Decline in Network Activity

One of the most worrying signs for Bitcoin is the significant drop in its network activity. The number of active addresses—a measure of user activity—has fallen sharply. At the time of writing, the 24-hour active addresses count was down to 694,000 from nearly one million a few days ago.

“When active addresses drop, it suggests that market participants are less engaged with BTC,” tweeted @CryptoSentiment. This decline in engagement can lead to reduced demand and, consequently, a drop in price.

Potential Demand Decline

If the demand for Bitcoin continues to fall, the price is likely to follow suit. Despite this, some analysts believe the correction might soon be over. Michael van de Poppe, a well-known crypto analyst, recently shared his optimistic outlook on Twitter.

“A pretty decent weekly candle for Bitcoin is approaching here. I would expect the correction to be relatively over. We didn’t get the most obvious deep corrections in previous cycles either,” tweeted @CryptoMichNL.
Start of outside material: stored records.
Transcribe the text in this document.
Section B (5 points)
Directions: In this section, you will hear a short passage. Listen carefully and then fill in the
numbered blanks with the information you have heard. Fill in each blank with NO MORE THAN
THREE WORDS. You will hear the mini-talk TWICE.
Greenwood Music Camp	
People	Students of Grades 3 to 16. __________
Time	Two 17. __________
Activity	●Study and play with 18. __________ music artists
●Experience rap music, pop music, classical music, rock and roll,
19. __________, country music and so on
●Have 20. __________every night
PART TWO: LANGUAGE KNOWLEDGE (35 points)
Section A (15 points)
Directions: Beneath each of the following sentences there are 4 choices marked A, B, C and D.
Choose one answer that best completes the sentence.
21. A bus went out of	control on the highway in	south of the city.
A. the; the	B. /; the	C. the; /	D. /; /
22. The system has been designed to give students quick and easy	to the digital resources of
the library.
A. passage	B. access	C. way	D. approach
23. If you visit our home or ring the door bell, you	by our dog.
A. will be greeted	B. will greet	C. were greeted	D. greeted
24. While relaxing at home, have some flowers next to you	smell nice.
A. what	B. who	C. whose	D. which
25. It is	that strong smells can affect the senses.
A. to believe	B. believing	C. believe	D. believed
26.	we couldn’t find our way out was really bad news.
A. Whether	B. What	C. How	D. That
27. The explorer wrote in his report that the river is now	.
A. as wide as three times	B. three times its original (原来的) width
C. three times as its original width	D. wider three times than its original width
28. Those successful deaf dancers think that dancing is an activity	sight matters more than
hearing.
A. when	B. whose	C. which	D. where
Historical Context and Future Projections

Historically, Bitcoin has gone through numerous cycles of corrections and recoveries. Each cycle has unique characteristics influenced by various factors, including market sentiment, regulatory news, and broader economic conditions. The current cycle appears to be marked by a significant reduction in user activity and increased market volatility.

“Bitcoin has always been resilient through various market phases. While short-term corrections are challenging, they often set the stage for stronger long-term growth,” commented @CryptoInvestor.